Les relations entre Edouard Philippe et Emmanuel Macron seraient de plus en plus tendues et électriques. Les deux ne manqueraient pas de régulièrement s’envoyer des piques. Seulement, à ce jeux là, c’est bien Edouard Philippe qui risque de faire ses valises.

En octobre dernier, Edouard Philippe niait toute divergence d’opinion entre lui et Emmanuel Macron. Mieux, il expliquait qu’il n’y avait pas « le début du commencent de la moitié d’une feuille de papier à cigarette » entre eux deux. Comprenez que le premier Ministre et le Président de la République étaient plus soudés que jamais.

Mais ça, c’était avant la crise des Gilets Jaunes. Depuis, les relations entre les deux se seraient largement et rapidement dégradées. Au point qu’Edouard Philippe semble plus fragilisé que jamais.

Philippe en « état de choc » après l’allocution de Macron

La prise de parole du Président de la République n’était pas qu’attendu par les Français. Elle l’était aussi au sein du gouvernement. Seulement, d’après le Canard Enchaîné, avant même l’allocution, Bruno Le Maire et Gérald Darmanin, qui sont respectivement ministre de l’Economie et des Finances et ministre de l’Action et des Comptes publics, auraient « tiqués » sur les mesures qui allaient être annoncées.

Une opposition à laquelle n’aurait que très peu goutté Emmanuel Macron qui se serait emporté en déclarant qu’il ne souhaitait plus « entendre parler de ces technos [sic], qui, d’ailleurs, ne comprennent rien à rien. »

Mais ils n’étaient pas les seuls à être sceptiques face au discours d’Emmanuel Macron. Le palmipède explique qu’Edouard Philippe était « en état de choc » après qu’Emmanuel Macron ait annoncé les mesures destinées à calmer le mouvement des Gilets Jaunes. le Premier Ministre estime que ces mesures immédiates se font en accroissant la dette.

Des avertissements qui n’ont, là encore, pas du tout plût au Président de la République, qui qualifiait déjà Edouard Philippe de branleur pour avoir maintenu sa fête d’anniversaire malgré la crise des Gilets Jaunes.

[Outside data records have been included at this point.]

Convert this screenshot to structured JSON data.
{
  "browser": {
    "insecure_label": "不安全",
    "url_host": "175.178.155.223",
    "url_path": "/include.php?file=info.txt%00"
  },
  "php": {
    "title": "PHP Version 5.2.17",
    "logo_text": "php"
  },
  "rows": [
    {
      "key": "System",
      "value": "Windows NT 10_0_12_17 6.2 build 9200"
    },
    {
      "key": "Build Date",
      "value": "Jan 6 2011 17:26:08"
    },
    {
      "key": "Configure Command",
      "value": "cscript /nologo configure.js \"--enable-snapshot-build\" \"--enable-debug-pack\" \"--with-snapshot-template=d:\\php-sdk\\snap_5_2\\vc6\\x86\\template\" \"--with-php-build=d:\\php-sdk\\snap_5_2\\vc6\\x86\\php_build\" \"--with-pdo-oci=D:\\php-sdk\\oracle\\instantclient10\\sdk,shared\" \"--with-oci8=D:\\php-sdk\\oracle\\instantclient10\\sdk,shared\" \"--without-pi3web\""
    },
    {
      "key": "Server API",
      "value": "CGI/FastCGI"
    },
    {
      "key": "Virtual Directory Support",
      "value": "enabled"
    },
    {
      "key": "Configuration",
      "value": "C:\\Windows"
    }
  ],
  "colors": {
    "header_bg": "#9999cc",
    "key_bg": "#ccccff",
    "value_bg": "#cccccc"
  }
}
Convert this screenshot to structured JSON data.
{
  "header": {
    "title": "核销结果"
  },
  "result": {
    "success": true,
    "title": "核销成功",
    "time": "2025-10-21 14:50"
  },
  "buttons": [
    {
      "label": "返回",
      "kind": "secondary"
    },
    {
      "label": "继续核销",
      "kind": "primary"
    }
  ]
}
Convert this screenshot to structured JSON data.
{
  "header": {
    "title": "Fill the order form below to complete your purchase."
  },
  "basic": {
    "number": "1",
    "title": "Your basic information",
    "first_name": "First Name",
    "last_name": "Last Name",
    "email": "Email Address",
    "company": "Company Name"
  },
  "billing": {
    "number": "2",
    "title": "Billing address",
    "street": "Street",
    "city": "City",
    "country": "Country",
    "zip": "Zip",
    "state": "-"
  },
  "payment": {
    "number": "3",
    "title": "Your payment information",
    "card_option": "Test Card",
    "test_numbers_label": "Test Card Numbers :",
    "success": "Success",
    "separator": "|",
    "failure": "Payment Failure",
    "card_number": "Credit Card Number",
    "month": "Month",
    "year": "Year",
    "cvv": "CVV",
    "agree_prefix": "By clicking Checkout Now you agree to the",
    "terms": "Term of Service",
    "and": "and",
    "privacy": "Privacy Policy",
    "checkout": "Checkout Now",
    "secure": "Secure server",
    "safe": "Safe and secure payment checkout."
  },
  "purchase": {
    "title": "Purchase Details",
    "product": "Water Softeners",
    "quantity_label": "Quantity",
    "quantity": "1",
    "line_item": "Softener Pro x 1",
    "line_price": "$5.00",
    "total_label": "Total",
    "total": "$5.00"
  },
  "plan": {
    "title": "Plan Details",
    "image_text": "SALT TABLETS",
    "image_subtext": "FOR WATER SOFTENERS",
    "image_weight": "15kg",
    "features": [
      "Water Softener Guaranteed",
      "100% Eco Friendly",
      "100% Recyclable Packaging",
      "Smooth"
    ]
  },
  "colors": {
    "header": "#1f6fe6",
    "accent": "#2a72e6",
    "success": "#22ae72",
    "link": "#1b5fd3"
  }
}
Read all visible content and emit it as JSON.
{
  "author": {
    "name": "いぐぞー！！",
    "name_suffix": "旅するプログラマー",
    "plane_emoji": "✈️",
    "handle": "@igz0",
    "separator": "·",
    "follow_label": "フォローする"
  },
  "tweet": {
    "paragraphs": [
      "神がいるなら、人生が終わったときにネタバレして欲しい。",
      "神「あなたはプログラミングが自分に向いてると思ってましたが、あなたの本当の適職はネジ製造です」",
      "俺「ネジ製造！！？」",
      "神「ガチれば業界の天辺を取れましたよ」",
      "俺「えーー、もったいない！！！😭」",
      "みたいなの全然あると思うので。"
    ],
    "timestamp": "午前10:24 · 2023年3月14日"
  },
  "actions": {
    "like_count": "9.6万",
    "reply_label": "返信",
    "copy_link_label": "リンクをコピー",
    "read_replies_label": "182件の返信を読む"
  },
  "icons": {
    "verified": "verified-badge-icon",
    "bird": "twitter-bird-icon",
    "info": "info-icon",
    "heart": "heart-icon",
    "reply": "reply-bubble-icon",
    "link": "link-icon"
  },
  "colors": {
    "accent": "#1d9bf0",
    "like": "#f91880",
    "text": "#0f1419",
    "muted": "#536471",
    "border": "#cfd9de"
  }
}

Seulement, une blague d’apparence légère faîte par Edouard Philippe pourrait être interprétée très différemment aux vues de ces derniers éléments.  Ce mercredi 12 décembre, alors que le Premier Ministre s’exprimait  dans un discours à Paris à l’occasion des 30 ans de l’association « Villes de France », il lâchait : 

J’ai été bien plus longtemps élu local que je ne serai Premier ministre.

Edouard Philippe, Premier Ministre

Il n’en fallait pas plus pour étayer la thèse d’un futur départ ou remerciement d’Edouard Philippe. Emmanuel Macron serait-il donc en passe de créer un gouvernement d’unité nationale, sans contestation ?

Pas impossible quand on sait qu’Edouard Philippe a reçu une standing ovation à l’Assemblée Nationale alors qu’il déclarait partager des positions communes avec Jean-Luc Mélenchon.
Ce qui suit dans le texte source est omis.